What SilentVault has available today is a set of encrypted payment and exchange tools. A bitcoin user can bring in as little as 0.01 bitcoin and redeem as little as 0.02 bitcoin. The fee for bailing in bitcoin is zero and the fee for redeeming Silent Bitcoin to any bitcoin wallet is also zero. There are small fees for tokens which are used by the SilentVault wallets to pay for transaction events such as making a payment or storing a receipt. (Storing receipts is optional and determined by user preferences.)

This technology allows SilentVault wallet users to bail their bitcoin into secure storage and receive an equivalent digital voucher in exchange, after only the normal half dozen confirmations. Silent Bitcoin vouchers can be spent to other SilentVault wallets instantly, and without leaving any footprints on the blockchain. Unlike blockchain coins, which carry their whole history on their backs like a snail, vouchers are always destroyed and re-created in every transaction, making circulation tracking of the underlying coins impossible. Silent Bitcoin can also be spent (via redemption) directly to any arbitrary bitcoin address, within seconds. From a privacy perspective at least, this provides all the utility of a sidechain without incurring any of the difficulties discussed above. And if a user doesn’t want to leave their coins inside Silent Bitcoin then they don’t have to: simply transfer in, conduct your business, and transfer back out.
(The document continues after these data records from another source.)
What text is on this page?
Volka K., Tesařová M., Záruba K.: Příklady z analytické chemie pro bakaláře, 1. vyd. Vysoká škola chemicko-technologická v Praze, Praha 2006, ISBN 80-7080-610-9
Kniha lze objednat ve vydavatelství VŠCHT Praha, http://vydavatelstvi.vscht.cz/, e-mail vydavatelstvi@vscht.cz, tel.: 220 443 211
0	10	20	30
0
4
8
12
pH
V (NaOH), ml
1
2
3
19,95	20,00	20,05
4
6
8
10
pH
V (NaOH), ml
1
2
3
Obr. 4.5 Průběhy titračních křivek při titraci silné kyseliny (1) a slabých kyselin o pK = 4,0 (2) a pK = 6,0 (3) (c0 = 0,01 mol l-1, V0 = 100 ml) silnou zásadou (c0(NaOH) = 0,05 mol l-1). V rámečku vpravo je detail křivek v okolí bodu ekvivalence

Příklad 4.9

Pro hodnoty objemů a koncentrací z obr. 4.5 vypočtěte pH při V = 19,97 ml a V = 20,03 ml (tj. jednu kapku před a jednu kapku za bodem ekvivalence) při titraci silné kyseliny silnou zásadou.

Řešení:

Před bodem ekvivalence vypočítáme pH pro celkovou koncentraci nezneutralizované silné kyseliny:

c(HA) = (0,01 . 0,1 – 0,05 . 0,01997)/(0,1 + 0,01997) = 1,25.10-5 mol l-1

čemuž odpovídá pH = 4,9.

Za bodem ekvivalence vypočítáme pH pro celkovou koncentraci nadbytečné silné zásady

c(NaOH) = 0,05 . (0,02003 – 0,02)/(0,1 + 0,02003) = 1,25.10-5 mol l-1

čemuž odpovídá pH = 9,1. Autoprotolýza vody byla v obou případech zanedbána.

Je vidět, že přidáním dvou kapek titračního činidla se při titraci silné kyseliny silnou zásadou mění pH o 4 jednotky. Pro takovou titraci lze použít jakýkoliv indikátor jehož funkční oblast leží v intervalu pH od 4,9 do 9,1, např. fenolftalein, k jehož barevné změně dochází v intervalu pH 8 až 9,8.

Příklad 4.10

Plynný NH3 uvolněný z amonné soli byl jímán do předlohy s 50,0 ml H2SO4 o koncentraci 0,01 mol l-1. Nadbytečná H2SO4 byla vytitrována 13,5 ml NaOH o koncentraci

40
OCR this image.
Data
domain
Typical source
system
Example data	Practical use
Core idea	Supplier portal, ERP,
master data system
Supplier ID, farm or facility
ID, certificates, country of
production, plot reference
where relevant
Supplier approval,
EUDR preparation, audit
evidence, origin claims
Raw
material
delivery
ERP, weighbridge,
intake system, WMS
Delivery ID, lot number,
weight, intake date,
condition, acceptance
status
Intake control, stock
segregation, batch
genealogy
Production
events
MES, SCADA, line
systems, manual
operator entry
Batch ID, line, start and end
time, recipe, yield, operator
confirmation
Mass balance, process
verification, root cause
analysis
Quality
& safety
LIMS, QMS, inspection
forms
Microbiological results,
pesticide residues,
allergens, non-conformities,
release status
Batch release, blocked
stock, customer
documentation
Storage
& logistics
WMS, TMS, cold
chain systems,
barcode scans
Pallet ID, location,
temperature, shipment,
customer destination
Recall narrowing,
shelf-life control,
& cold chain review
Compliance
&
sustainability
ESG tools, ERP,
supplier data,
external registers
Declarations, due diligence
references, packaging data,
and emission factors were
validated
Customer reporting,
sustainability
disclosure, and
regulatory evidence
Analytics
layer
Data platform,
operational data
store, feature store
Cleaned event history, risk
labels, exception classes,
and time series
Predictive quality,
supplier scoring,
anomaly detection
The SilentVault wallets currently work with bitcoin, litecoin, and silver. A gold currency is under development. The SilentVault wallets are built on the Voucher-Safe technology which is an open-source protocol for encrypted asset exchange. Other currencies may be supported in the SilentVault system if a voucher issuer comes forward and wants to provide for them. Meanwhile, today, it is possible to add litecoin to your wallet, compose an exchange offer from Silent Litecoin into Silent Bitcoin, pay the Silent Litecoin to an escrow agent, and, upon acceptance by another party, receive Silent Bitcoin in your wallet. It is also possible for two parties to exchange bitcoin for litecoin by each making a manual payment to the other.

In addition to providing open source wallets, the SilentVault system provides for encrypted communications among users with its SVSpark plugin, which uses the Jabber/XMPP protocol for online chat. SVSpark provides for OTR or “off the record” encrypted chat. Users are therefore free to discuss their exchange needs with one another, establish business relationships, and test them using the person-to-person payment approach, or using the escrow exchange service have the confidence that exchange orders are already paid up.

In other words, SilentVault has available, today, tools for accepting one blockchain currency and converting it into another. The establishment of pegged sidechains represents a potentially useful alteration in bitcoin. However, if bitcoin is modified to support pegged sidechains, SilentVault will continue to accept bitcoin into our system. If bitcoin isn’t modified to support pegged sidechains, SilentVault remains a useful approach to swapping one type of asset for another.